Senate Minority Leader Chuck Schumer (D., N.Y.) said Tuesday that questions about Supreme Court nominee Brett Kavanaugh's credibility have "nothing to do with what he did when he was 15 or 18" but instead are about his present-day statements about his drinking and high school yearbook.
Kavanaugh has denied allegations of sexual misconduct made after his confirmation hearings concluded last month, and Democrats have focused on his testimony last week and what they say are misleading or outright false statements about his past drinking habits and inscriptions in his yearbook, saying he lacks credibility.
Schumer said issues of Kavanaugh's ability to tell the truth keep coming up, although the judge acknowledged drinking as a teenager and sometimes doing so to excess. He has denied he ever blacked out from drinking.
"Given what he said about his drinking, given what he said about his high school yearbook, all of which defy common sense and even defy objective truth, Americans have good reason to doubt this man's credibility, and that has nothing to do with what he did when he was 15 or 18," Schumer said at a press conference. "He's not telling the truth about those things in the opinion of so many people, today."
Schumer made similar remarks on the Senate floor Tuesday morning, suggesting that even if one were to discount how he acted as a teenager, one couldn't discount what he says now.
"Again, even if you want to discount, as some people do, what happened when he was 15 in high school and 18 in college, you cannot discount what he is saying and professing at age 53 when it flies in the face of being truthful," Schumer said.
Schumer said at the outset of Kavanaugh's nomination to the Supreme Court that he would oppose his confirmation with all of his strength.
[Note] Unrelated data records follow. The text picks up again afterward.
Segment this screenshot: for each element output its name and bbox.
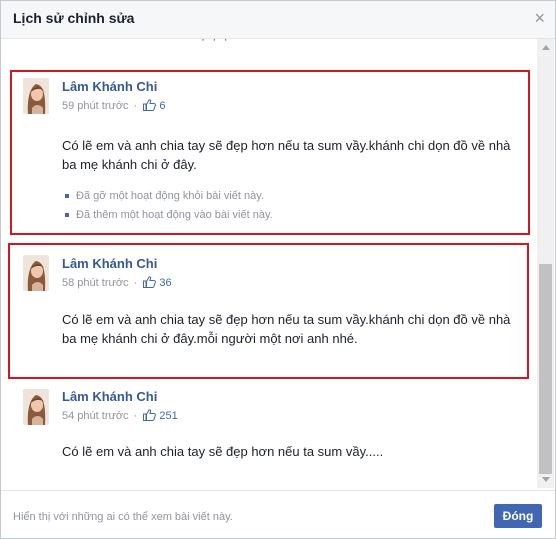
history-entry: Lâm Khánh Chi 54 phút trước · 251 Có lẽ … <box>1 379 537 488</box>
timestamp[interactable]: 54 phút trước <box>62 410 129 422</box>
post-meta: 54 phút trước · 251 <box>62 409 178 424</box>
scroll-up-arrow-icon[interactable] <box>542 45 550 50</box>
edit-history-list[interactable]: · · · Lâm Khánh Chi 59 phút trước · 6 Có… <box>1 39 537 488</box>
close-button[interactable]: Đóng <box>494 504 542 528</box>
visibility-note: Hiển thị với những ai có thể xem bài viế… <box>13 511 233 523</box>
post-text: Có lẽ em và anh chia tay sẽ đẹp hơn nếu … <box>62 444 384 459</box>
edit-history-dialog: Lịch sử chỉnh sửa × · · · Lâm Khánh Chi … <box>0 0 556 539</box>
dialog-footer: Hiển thị với những ai có thể xem bài viế… <box>1 490 555 539</box>
avatar[interactable] <box>23 389 49 425</box>
dialog-title: Lịch sử chỉnh sửa <box>13 10 135 26</box>
author-name-link[interactable]: Lâm Khánh Chi <box>62 389 157 404</box>
close-icon[interactable]: × <box>534 8 545 28</box>
profile-photo <box>23 389 49 425</box>
red-highlight-box <box>10 70 530 235</box>
dialog-header: Lịch sử chỉnh sửa × <box>1 1 555 39</box>
red-highlight-box <box>8 243 529 379</box>
like-count[interactable]: 251 <box>159 410 177 422</box>
scrollbar-thumb[interactable] <box>539 264 552 474</box>
meta-separator: · <box>133 410 138 422</box>
scrollbar[interactable] <box>537 39 554 488</box>
thumbs-up-icon[interactable] <box>143 409 157 424</box>
scroll-down-arrow-icon[interactable] <box>542 477 550 482</box>
truncated-previous-content: · · · <box>201 39 230 46</box>
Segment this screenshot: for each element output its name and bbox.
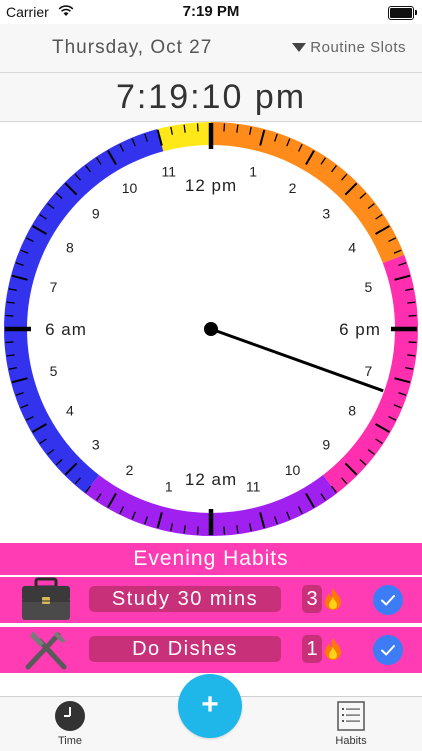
streak-badge: 1	[302, 635, 346, 663]
clock-hour-number: 9	[322, 436, 330, 452]
clock-ring-segment	[211, 122, 405, 264]
clock-hour-number: 9	[92, 206, 100, 222]
routine-slots-label: Routine Slots	[310, 39, 406, 56]
flame-icon	[325, 638, 341, 660]
clock-hour-number: 7	[365, 363, 373, 379]
clock-tick	[196, 123, 199, 132]
clock-area: 11 1 2 3 4 5 7 8 9 10 11 1 2 3 4 5 7 8 9 10 12 pm 12 am 6 a…	[0, 122, 422, 540]
clock-tick	[5, 341, 14, 344]
clock-hour-number: 1	[165, 478, 173, 494]
label-12pm: 12 pm	[185, 176, 237, 195]
clock-hour-number: 5	[50, 363, 58, 379]
habit-name: Do Dishes	[89, 636, 281, 662]
clock-tick	[196, 526, 199, 535]
label-6pm: 6 pm	[339, 320, 381, 339]
triangle-down-icon	[292, 43, 307, 52]
complete-checkbox[interactable]	[373, 585, 403, 615]
clock-tick	[5, 314, 14, 317]
clock-hour-number: 7	[50, 279, 58, 295]
clock-hour-number: 4	[348, 240, 356, 256]
clock-tick	[408, 314, 417, 317]
clock-hour-number: 4	[66, 403, 74, 419]
clock-hour-number: 11	[162, 164, 177, 180]
streak-count: 3	[306, 588, 318, 610]
flame-icon	[325, 588, 341, 610]
habit-row[interactable]: Do Dishes 1	[0, 625, 422, 673]
status-bar: Carrier 7:19 PM	[0, 0, 422, 24]
briefcase-icon	[22, 577, 70, 620]
habits-section-header: Evening Habits	[0, 541, 422, 575]
add-habit-button[interactable]: +	[178, 674, 242, 738]
clock-hour-number: 8	[66, 240, 74, 256]
routine-slots-button[interactable]: Routine Slots	[292, 39, 406, 56]
streak-badge: 3	[302, 585, 346, 613]
habits-section-title: Evening Habits	[133, 547, 289, 570]
clock-icon	[55, 701, 85, 731]
list-icon	[337, 701, 365, 731]
clock-hour-number: 8	[348, 403, 356, 419]
clock-hour-number: 2	[126, 462, 134, 478]
clock-hour-number: 10	[285, 462, 301, 478]
status-time: 7:19 PM	[182, 3, 240, 20]
date-header: Thursday, Oct 27 Routine Slots	[0, 24, 422, 73]
clock-tick	[223, 123, 226, 132]
complete-checkbox[interactable]	[373, 635, 403, 665]
analog-clock[interactable]: 11 1234578910111234578910 12 pm 12 am 6 a…	[0, 122, 422, 540]
habit-row[interactable]: Study 30 mins 3	[0, 575, 422, 623]
tab-habits-label: Habits	[335, 735, 367, 747]
battery-icon	[388, 6, 417, 20]
digital-clock-bar: 7:19:10 pm	[0, 73, 422, 122]
plus-icon: +	[201, 688, 219, 721]
clock-hour-number: 3	[322, 206, 330, 222]
clock-center	[204, 322, 218, 336]
current-date: Thursday, Oct 27	[52, 37, 213, 58]
clock-ring-segment	[4, 129, 164, 494]
label-12am: 12 am	[185, 470, 237, 489]
clock-hour-number: 3	[92, 436, 100, 452]
clock-tick	[408, 341, 417, 344]
clock-tick	[223, 526, 226, 535]
habit-name: Study 30 mins	[89, 586, 281, 612]
streak-count: 1	[306, 638, 318, 660]
label-6am: 6 am	[45, 320, 87, 339]
tab-habits[interactable]: Habits	[306, 697, 396, 751]
clock-hour-number: 11	[246, 478, 261, 494]
clock-hour-number: 2	[289, 180, 297, 196]
clock-hour-number: 1	[249, 164, 257, 180]
clock-hour-number: 10	[122, 180, 138, 196]
digital-clock: 7:19:10 pm	[115, 78, 307, 116]
tab-time-label: Time	[57, 735, 83, 747]
tab-time[interactable]: Time	[25, 697, 115, 751]
clock-hour-number: 5	[365, 279, 373, 295]
utensils-icon	[25, 631, 67, 670]
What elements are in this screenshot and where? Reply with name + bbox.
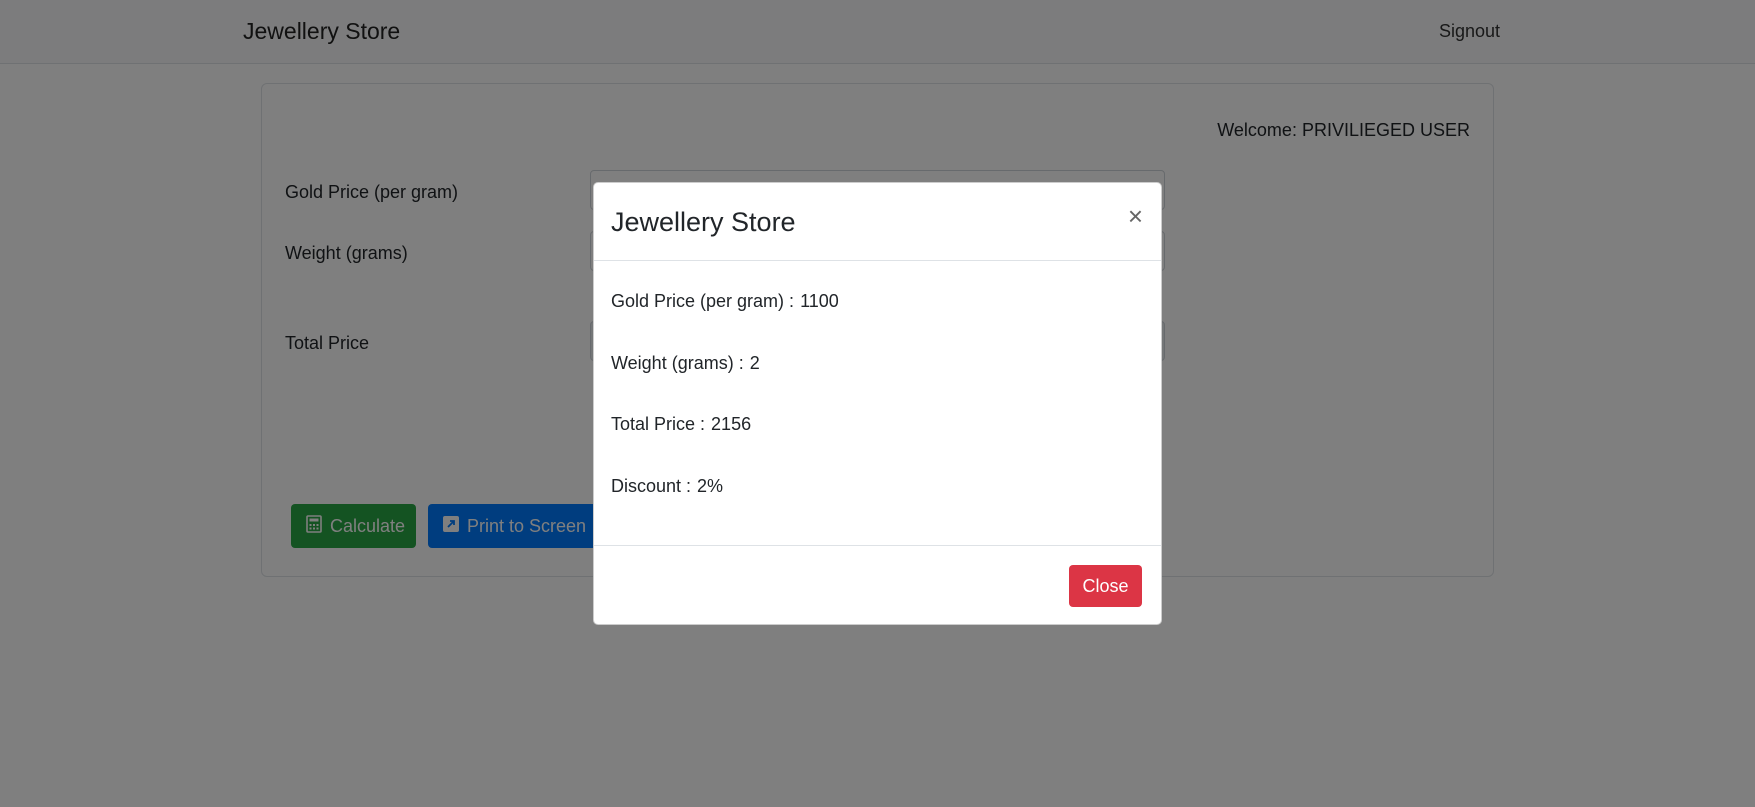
discount-row: Discount :2% [611,476,723,497]
row-label: Total Price : [611,414,706,434]
row-label: Weight (grams) : [611,353,744,373]
row-value: 2% [697,476,724,496]
close-button[interactable]: Close [1069,565,1142,607]
modal-title: Jewellery Store [611,207,796,237]
row-label: Discount : [611,476,692,496]
row-value: 2156 [711,414,752,434]
modal-footer: Close [594,545,1161,625]
result-modal: Jewellery Store × Gold Price (per gram) … [593,182,1162,625]
gold-price-row: Gold Price (per gram) :1100 [611,291,839,312]
total-price-row: Total Price :2156 [611,414,751,435]
row-label: Gold Price (per gram) : [611,291,795,311]
row-value: 2 [749,353,760,373]
row-value: 1100 [800,291,839,311]
close-icon[interactable]: × [1128,203,1143,229]
modal-header: Jewellery Store × [594,183,1161,261]
weight-row: Weight (grams) :2 [611,353,760,374]
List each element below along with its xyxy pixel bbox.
Christine Blasey Ford accused Kavanaugh last month of sexually assaulting her at a house party in the early 1980s, and Deborah Ramirez later said Kavanaugh exposed himself to her at a Yale college party. No corroborating witnesses or direct evidence have emerged to support their charges.
A third woman, Julie Swetnick, came forward to state she saw Kavanaugh act inappropriately with women at high school parties, but she also made the explosive claims that he was involved in spiking girls' drinks and participating in gang rapes at those parties. Kavanaugh said the accusation was outrageous.
Since her original sworn statement, she has made significant walk-backs of her original claims. NBC has also reported Swetnick has credibility issues of her own, including making false allegations against coworkers and engaging in sexual misconduct.